Terbukti, di Jepang sangat perhatian dengan produk halal dengan makanan halalnya. Di Korea Selatan bahkan ada buku petunjuk untuk makanan halal. Bahkan Negeri Ginseng ini ingin masuk pasar kosmetik halal dan fesyen. Lalu, Thailand yang muslimnya hanya 5 persen mampu mengekspor produk halal mencapai 25 persen.
“(Produk halal) berlaku universal, karena mengandung keamanan, kenyamanan dan kesehatan yang kuat. Sudah mulai terbukti saat Covid-19 dari pernyataan Organisasi Kesehatan Dunia, WHO,” ungkap Sapta.
Dari sisi produsen produk halal, tidak ada aturan harus muslim, jadi non-muslim bisa memproduksi produk halal.

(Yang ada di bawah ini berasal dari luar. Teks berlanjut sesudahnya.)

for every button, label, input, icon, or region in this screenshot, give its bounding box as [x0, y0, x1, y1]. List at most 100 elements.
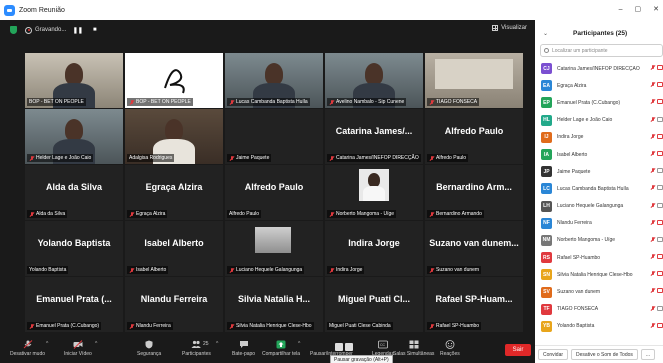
participant-tile[interactable]: Emanuel Prata (... Emanuel Prata (C.Cuban…: [25, 277, 123, 332]
participant-tile[interactable]: Miguel Puati Cl... Miguel Puati Clese Cab…: [325, 277, 423, 332]
participant-row[interactable]: SV Suzano van dunem: [535, 283, 663, 300]
participant-tile[interactable]: Nlandu Ferreira Nlandu Ferreira: [125, 277, 223, 332]
participant-search[interactable]: [540, 44, 663, 57]
start-video-button[interactable]: Iniciar Vídeo: [64, 340, 92, 357]
avatar: RS: [541, 252, 552, 264]
participant-tile[interactable]: Avelino Nambalo - Sip Cunene: [325, 53, 423, 108]
video-off-icon: [657, 133, 663, 139]
tile-display-name: Alfredo Paulo: [444, 125, 504, 136]
participant-tile[interactable]: TIAGO FONSECA: [425, 53, 523, 108]
recording-controls: [335, 343, 353, 351]
participant-tile[interactable]: Luciano Hequele Galangunga: [225, 221, 323, 276]
shield-icon[interactable]: [10, 26, 17, 34]
tile-display-name: Yolando Baptista: [37, 237, 111, 248]
video-options-caret[interactable]: ^: [95, 341, 97, 347]
microphone-muted-icon: [650, 271, 655, 277]
share-screen-button[interactable]: Compartilhar tela: [262, 340, 300, 357]
leave-button[interactable]: Sair: [505, 344, 531, 356]
participant-tile[interactable]: Helder Lage e João Caio: [25, 109, 123, 164]
avatar: HL: [541, 114, 552, 126]
breakout-rooms-button[interactable]: Salas Simultâneas: [393, 340, 434, 357]
minimize-icon[interactable]: –: [619, 6, 623, 13]
participant-tile[interactable]: Jaime Paquete: [225, 109, 323, 164]
microphone-muted-icon: [329, 267, 334, 273]
participant-row[interactable]: SN Silvia Natalia Henrique Clese-Hbo: [535, 266, 663, 283]
mute-button[interactable]: Desativar mudo: [10, 340, 45, 357]
pause-recording-button[interactable]: ❚❚: [72, 25, 83, 35]
participant-tile[interactable]: BOP - BET ON PEOPLE: [25, 53, 123, 108]
participant-row[interactable]: LH Luciano Hequele Galangunga: [535, 198, 663, 215]
reactions-button[interactable]: Reações: [440, 340, 460, 357]
chevron-down-icon[interactable]: ⌄: [543, 30, 548, 37]
stop-icon[interactable]: [345, 343, 353, 351]
tile-name-label: BOP - BET ON PEOPLE: [27, 98, 86, 106]
participant-tile[interactable]: Silvia Natalia H... Silvia Natalia Henriq…: [225, 277, 323, 332]
participant-row[interactable]: YB Yolando Baptista: [535, 318, 663, 335]
participant-tile[interactable]: Alfredo Paulo Alfredo Paulo: [225, 165, 323, 220]
more-button[interactable]: ...: [640, 349, 656, 360]
participant-tile[interactable]: Egraça Alzira Egraça Alzira: [125, 165, 223, 220]
participant-tile[interactable]: Alda da Silva Alda da Silva: [25, 165, 123, 220]
participant-tile[interactable]: Adalgisa Rodrigues: [125, 109, 223, 164]
video-off-icon: [657, 82, 663, 88]
participant-row[interactable]: LC Lucas Cambanda Baptista Huíla: [535, 180, 663, 197]
participant-row[interactable]: CJ Catarina James/INEFOP DIRECÇÃO: [535, 60, 663, 77]
invite-button[interactable]: Convidar: [538, 349, 569, 360]
participants-options-caret[interactable]: ^: [216, 341, 218, 347]
microphone-muted-icon: [650, 322, 655, 329]
mute-label: Desativar mudo: [10, 351, 46, 357]
grid-icon: [492, 25, 499, 31]
participant-tile[interactable]: Suzano van dunem... Suzano van dunem: [425, 221, 523, 276]
tile-name-label: Jaime Paquete: [227, 154, 272, 162]
tile-display-name: Bernardino Arm...: [436, 181, 512, 192]
participants-label: Participantes: [182, 351, 211, 357]
participant-row[interactable]: NM Norberto Mangoma - Uíge: [535, 232, 663, 249]
participant-tile[interactable]: BOP - BET ON PEOPLE: [125, 53, 223, 108]
participant-name: Yolando Baptista: [557, 323, 595, 330]
microphone-muted-icon: [429, 155, 434, 161]
maximize-icon[interactable]: ▢: [635, 5, 642, 13]
security-button[interactable]: Segurança: [137, 340, 161, 357]
participant-tile[interactable]: Indira Jorge Indira Jorge: [325, 221, 423, 276]
participant-row[interactable]: NF Nlandu Ferreira: [535, 215, 663, 232]
window-title: Zoom Reunião: [19, 6, 65, 14]
participant-row[interactable]: EA Egraça Alzira: [535, 77, 663, 94]
participant-tile[interactable]: Rafael SP-Huam... Rafael SP-Huambo: [425, 277, 523, 332]
participant-row[interactable]: IA Isabel Alberto: [535, 146, 663, 163]
search-input[interactable]: [552, 47, 652, 54]
microphone-muted-icon: [650, 288, 655, 294]
tile-display-name: Rafael SP-Huam...: [435, 293, 513, 304]
video-off-icon: [657, 150, 663, 156]
participant-status: [650, 65, 663, 71]
participant-row[interactable]: IJ Indira Jorge: [535, 129, 663, 146]
microphone-muted-icon: [429, 211, 434, 217]
share-options-caret[interactable]: ^: [298, 341, 300, 347]
participant-row[interactable]: RS Rafael SP-Huambo: [535, 249, 663, 266]
participant-row[interactable]: HL Helder Lage e João Caio: [535, 112, 663, 129]
close-icon[interactable]: ✕: [653, 5, 659, 13]
pause-icon[interactable]: [335, 343, 343, 351]
participant-tile[interactable]: Norberto Mangoma - Uíge: [325, 165, 423, 220]
video-off-icon: [657, 65, 663, 70]
participant-tile[interactable]: Alfredo Paulo Alfredo Paulo: [425, 109, 523, 164]
participant-tile[interactable]: Catarina James/... Catarina James/INEFOP …: [325, 109, 423, 164]
recording-indicator: Gravando... ❚❚ ■: [25, 25, 100, 35]
stop-recording-button[interactable]: ■: [89, 25, 100, 35]
participant-row[interactable]: TF TIAGO FONSECA: [535, 301, 663, 318]
participant-tile[interactable]: Yolando Baptista Yolando Baptista: [25, 221, 123, 276]
tile-name-label: Alfredo Paulo: [427, 154, 469, 162]
participant-tile[interactable]: Isabel Alberto Isabel Alberto: [125, 221, 223, 276]
participant-row[interactable]: EP Emanuel Prata (C.Cubango): [535, 94, 663, 111]
microphone-muted-icon: [129, 99, 134, 105]
chat-button[interactable]: Bate-papo: [232, 340, 255, 357]
audio-options-caret[interactable]: ^: [46, 341, 48, 347]
tile-name-label: TIAGO FONSECA: [427, 98, 480, 106]
view-button[interactable]: Visualizar: [492, 25, 527, 31]
mute-all-button[interactable]: Desative o Som de Todos: [571, 349, 638, 360]
reactions-label: Reações: [440, 351, 460, 357]
participant-row[interactable]: JP Jaime Paquete: [535, 163, 663, 180]
participant-tile[interactable]: Lucas Cambanda Baptista Huíla: [225, 53, 323, 108]
view-label: Visualizar: [501, 25, 527, 31]
participant-name: Catarina James/INEFOP DIRECÇÃO: [557, 65, 640, 72]
participant-tile[interactable]: Bernardino Arm... Bernardino Armando: [425, 165, 523, 220]
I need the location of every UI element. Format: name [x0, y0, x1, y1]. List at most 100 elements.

Seperti halnya Indofood, makanan halal Indonesia yang sudah mendunia. Lalu, Sushi Tei juga tidak diketahui siapa pemiliknya, namun karena telah melalui proses sertifikasi Lembaga Pengkajian Pangan, Obat-obatan, dan Kosmetika Majelis Ulama Indonesia (LPPOM MUI) jadi aman untuk dikonsumsi.
Itulah kehebatan dari gaya hidup halal. Sepanjang prosesnya dapat dipertanggungjawabkan secara agama tidak menjadi persoalan. Karena itulah mengapa halal merupakan rahmatan lil alamin atau universal.